In the long-run, investors still see the demographics behind senior housing as favorable, Acton said. But in the short-run, challenges caused by the pandemic will lengthen lease-up periods for new developments, slow move-ins and put a damper on occupancy.

Other pressures caused by the pandemic’s economic fallout may squeeze the industry, too. Specifically, some of the trends that played out during the Great Recession may return.

“Things we saw back in the financial crisis may come into play,” Acton said. “More difficulty for seniors to sell their home [to] use those funds to pay for their residency, or possibly adult children being under financial pressure.”
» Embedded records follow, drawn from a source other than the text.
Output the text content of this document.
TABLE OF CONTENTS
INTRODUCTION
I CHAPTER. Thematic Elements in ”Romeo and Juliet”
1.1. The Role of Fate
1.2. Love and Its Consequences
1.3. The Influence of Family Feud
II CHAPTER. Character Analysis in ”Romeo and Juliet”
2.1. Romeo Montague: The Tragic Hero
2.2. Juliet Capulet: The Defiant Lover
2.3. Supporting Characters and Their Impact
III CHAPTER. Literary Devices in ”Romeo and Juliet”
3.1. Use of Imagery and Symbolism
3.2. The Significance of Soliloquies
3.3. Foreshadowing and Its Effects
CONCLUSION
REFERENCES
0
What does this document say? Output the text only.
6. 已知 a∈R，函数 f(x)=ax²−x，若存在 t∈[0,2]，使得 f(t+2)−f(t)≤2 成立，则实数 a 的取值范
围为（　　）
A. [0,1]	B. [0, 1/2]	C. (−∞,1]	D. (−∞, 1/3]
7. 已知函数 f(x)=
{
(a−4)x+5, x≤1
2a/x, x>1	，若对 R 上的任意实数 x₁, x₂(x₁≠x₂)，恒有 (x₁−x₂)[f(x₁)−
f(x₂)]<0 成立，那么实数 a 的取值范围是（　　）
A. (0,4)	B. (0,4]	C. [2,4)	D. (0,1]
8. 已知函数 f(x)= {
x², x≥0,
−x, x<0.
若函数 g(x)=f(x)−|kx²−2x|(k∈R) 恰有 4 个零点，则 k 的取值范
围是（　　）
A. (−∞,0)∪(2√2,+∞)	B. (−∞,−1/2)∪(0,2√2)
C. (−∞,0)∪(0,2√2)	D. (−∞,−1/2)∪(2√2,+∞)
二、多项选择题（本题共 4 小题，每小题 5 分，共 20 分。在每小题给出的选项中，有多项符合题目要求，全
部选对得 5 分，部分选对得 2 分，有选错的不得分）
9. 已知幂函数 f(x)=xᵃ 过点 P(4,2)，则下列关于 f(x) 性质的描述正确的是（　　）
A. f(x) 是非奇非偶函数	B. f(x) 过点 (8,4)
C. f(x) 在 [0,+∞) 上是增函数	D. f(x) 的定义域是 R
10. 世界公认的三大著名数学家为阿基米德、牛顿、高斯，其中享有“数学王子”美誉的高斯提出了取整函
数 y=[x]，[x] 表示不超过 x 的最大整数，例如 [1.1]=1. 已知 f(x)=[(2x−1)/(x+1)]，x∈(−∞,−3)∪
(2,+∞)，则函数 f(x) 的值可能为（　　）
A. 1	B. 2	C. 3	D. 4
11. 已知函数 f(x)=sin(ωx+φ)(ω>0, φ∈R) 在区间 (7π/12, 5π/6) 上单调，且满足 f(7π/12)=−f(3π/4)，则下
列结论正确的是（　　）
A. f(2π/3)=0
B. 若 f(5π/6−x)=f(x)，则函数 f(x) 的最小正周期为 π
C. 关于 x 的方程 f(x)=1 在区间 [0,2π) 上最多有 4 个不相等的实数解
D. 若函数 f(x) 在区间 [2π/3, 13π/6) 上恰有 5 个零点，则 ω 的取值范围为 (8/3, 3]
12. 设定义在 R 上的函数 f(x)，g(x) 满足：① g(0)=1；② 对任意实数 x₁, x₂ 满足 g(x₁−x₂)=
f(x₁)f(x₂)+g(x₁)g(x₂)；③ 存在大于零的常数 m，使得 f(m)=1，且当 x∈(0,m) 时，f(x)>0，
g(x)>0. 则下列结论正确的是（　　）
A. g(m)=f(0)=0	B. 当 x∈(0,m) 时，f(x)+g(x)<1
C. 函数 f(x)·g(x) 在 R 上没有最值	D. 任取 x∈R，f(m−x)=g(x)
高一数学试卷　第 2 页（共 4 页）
To Schnure, the biggest risk to the sector right now is the possibility that an economic downturn would delay the baby boomers moving into senior housing communities en masse. If the downturn continues even longer than expected, and induces permanent job losses and more bankruptcies in the process, the economic effects could well outlast the pandemic itself.

“This is in the middle of a demographic transition, and the high level of supply was really counting on a rising wave of older Americans moving into senior housing,” Schnure said. “And the biggest risk right now is that that will be delayed or maybe won’t even happen.”

Additionally, another unexpected disaster on top of the pandemic could tip things from bad to worse.

The biggest downside risk right now is that something else happens while all of this is going on,” Acton said. “It doesn’t seem like the policymakers have much bandwidth right now to deal with much of anything else.”

But there is a silver lining. The senior housing industry can use the pandemic to illustrate how it is well-equipped to care for the nation’s older adults, and potentially emerge on the other side with a stronger reputation.

“There are a lot of headlines out there that are making people anxious and nervous,” Acton said. “But I think this industry … is demonstrating that this is actually a remarkably safe place for your elderly relatives to be.”